In addition to providing an open space for students to relax, eat lunch or do homework, Shoemaker Green will serve as a space for “the Village” during Penn Relays, an area for alumni and student events as well as a gateway to Penn Park.

Tables and chairs will be placed outside Hutchinson Gym, a new crosswalk will be added on 33rd Street and the War Memorial will be partially restored.

In accordance with Penn’s Climate Action Plan, the space will contain several sustainable features. A rain garden — a low area containing pipes to retain storm water and plantings that can tolerate wet soil conditions — will be placed next to DRL. Other environmental initiatives include use of native plant material, lighting that doesn’t interfere with nearby buildings and recycling materials from demolition for future maintenance practices, such as pruning and fertilizing foliage and melting snow and ice in the area.

As a result, the project has been selected to participate in a pilot program for the Sustainable Sites Initiative, an effort that promotes creation of sustainable landscapes. By observing its pilot projects, Sustainable Sites Initiative hopes to develop a certification for land development similar to LEED, a certification program for green buildings.

This is the “forefront of landscape certification,” Sidor said.

However, design and construction project manager Marc Cooper said his team would still implement these sustainable features regardless of the program.

As of now, the team has begun putting in underground infrastructure, including piping, a cistern and chilled water lines that connect to the Palestra and Hutchinson Gym for air conditioning.

“It doesn’t look like much, but there’s a lot in the first few months that’s going into the ground,” Sidor said.

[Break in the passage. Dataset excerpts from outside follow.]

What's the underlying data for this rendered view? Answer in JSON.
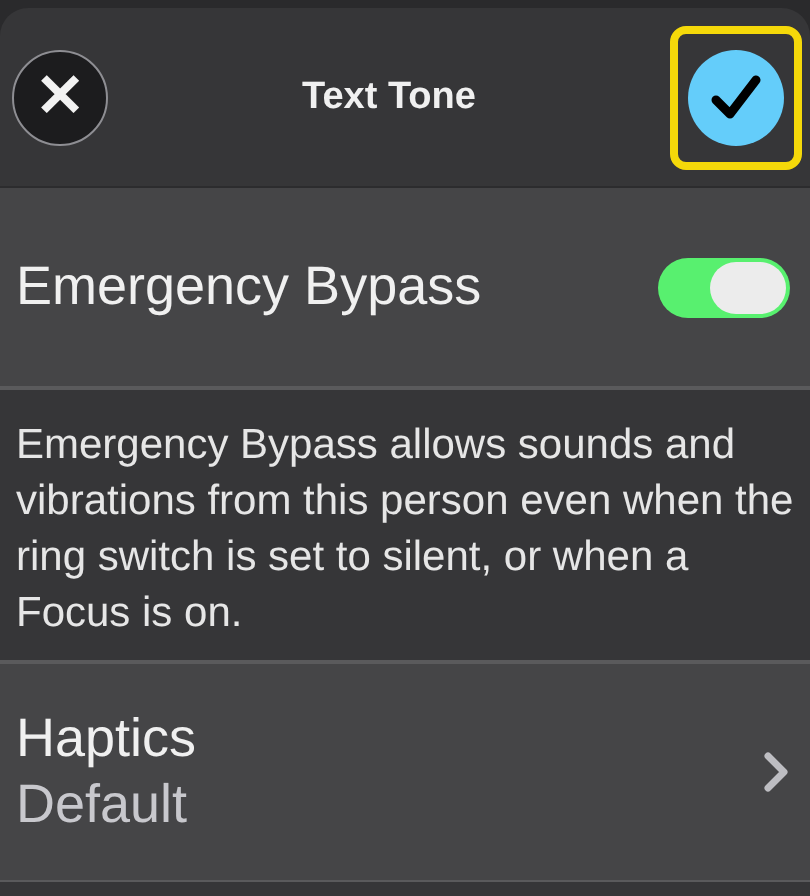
{
  "header": {
    "title": "Text Tone",
    "cancel_button": {
      "symbol": "✕"
    },
    "done_button": {
      "highlighted": true
    }
  },
  "emergency_bypass": {
    "label": "Emergency Bypass",
    "on": true
  },
  "description": "Emergency Bypass allows sounds and vibrations from this person even when the ring switch is set to silent, or when a Focus is on.",
  "haptics": {
    "label": "Haptics",
    "value": "Default"
  }
}
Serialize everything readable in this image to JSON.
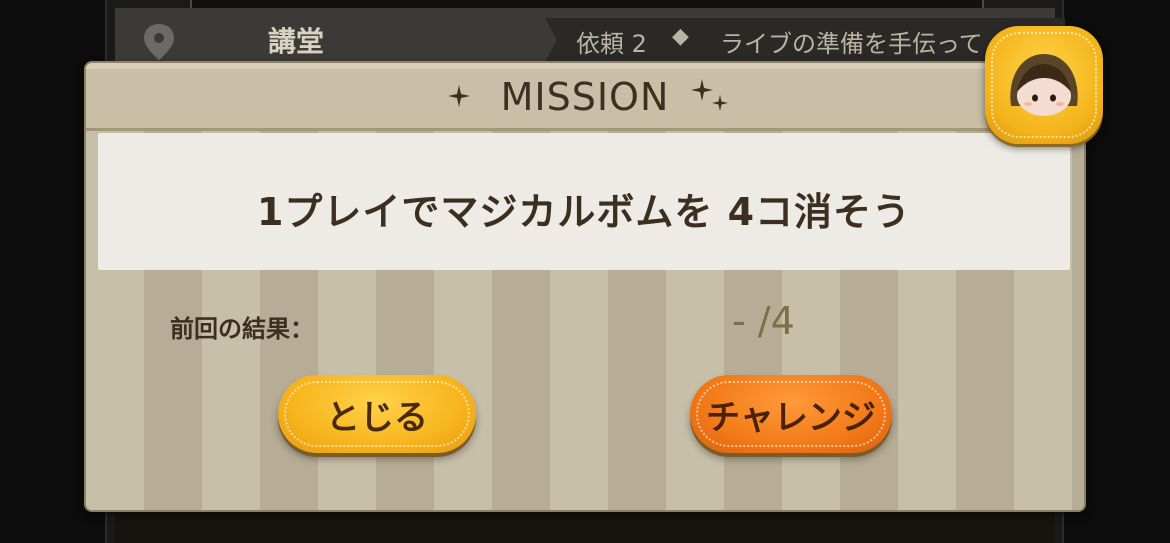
{
  "background": {
    "location_title": "講堂",
    "request_label": "依頼 2",
    "request_separator": "◆",
    "request_text": "ライブの準備を手伝って"
  },
  "dialog": {
    "title": "MISSION",
    "mission_text": "1プレイでマジカルボムを 4コ消そう",
    "result_label": "前回の結果：",
    "result_value": "- /4",
    "close_label": "とじる",
    "challenge_label": "チャレンジ"
  },
  "icons": {
    "location": "map-pin-icon",
    "sparkle_left": "sparkle-icon",
    "sparkle_right": "sparkles-icon",
    "avatar": "tsum-character-avatar"
  },
  "colors": {
    "close_button": "#f7b51d",
    "challenge_button": "#f27a18",
    "dialog_bg": "#bdb29a"
  }
}
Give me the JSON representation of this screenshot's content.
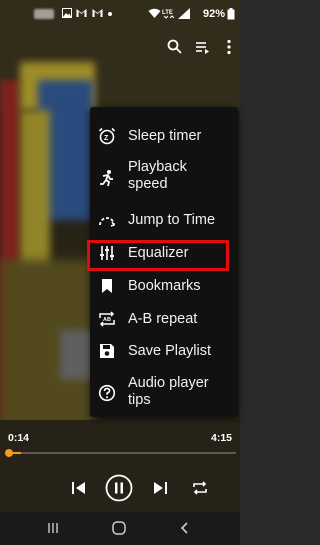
{
  "status_bar": {
    "battery_percent": "92%",
    "icons": [
      "gallery-icon",
      "gmail-icon",
      "mail-icon",
      "dot-icon",
      "wifi-icon",
      "lte-icon",
      "signal-icon",
      "battery-icon"
    ]
  },
  "toolbar": {
    "icons": [
      "search-icon",
      "playlist-icon",
      "more-vert-icon"
    ]
  },
  "menu": {
    "items": [
      {
        "label": "Sleep timer",
        "icon": "sleep-timer-icon"
      },
      {
        "label": "Playback speed",
        "icon": "running-figure-icon"
      },
      {
        "label": "Jump to Time",
        "icon": "jump-arc-icon"
      },
      {
        "label": "Equalizer",
        "icon": "equalizer-icon"
      },
      {
        "label": "Bookmarks",
        "icon": "bookmark-icon",
        "highlighted": true
      },
      {
        "label": "A-B repeat",
        "icon": "ab-repeat-icon"
      },
      {
        "label": "Save Playlist",
        "icon": "save-icon"
      },
      {
        "label": "Audio player tips",
        "icon": "help-icon"
      }
    ],
    "highlight_color": "#e20c0c"
  },
  "player": {
    "elapsed": "0:14",
    "duration": "4:15",
    "progress_percent": 5.5,
    "accent": "#f39c1a",
    "controls": [
      "previous-icon",
      "pause-icon",
      "next-icon",
      "repeat-icon"
    ]
  },
  "nav_bar": {
    "icons": [
      "recents-icon",
      "home-icon",
      "back-icon"
    ]
  }
}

Engineering sophomore Weiyiping Huang, who frequents the area, has not noticed the recent construction on Shoemaker Green.

“None of my friends have been talking about it,” she said. “When it’s finished, I might go there. If there are some events going on there, people will probably go.”

Engineering sophomore Erica Aduh, on the other hand, would like to spend time at Shoemaker Green.

“I’m really into studying outside,” she said. There aren’t “that many places to just relax around Engineering between classes.”

“Athletes and engineers who stay down here will really use these areas,” added Engineering sophomore and Penn Cheer member Sabrina Andrews. She agreed that the space would be a good area to “take a break in between classes.”

“I think [the eastern end of campus] is going to become more popular.”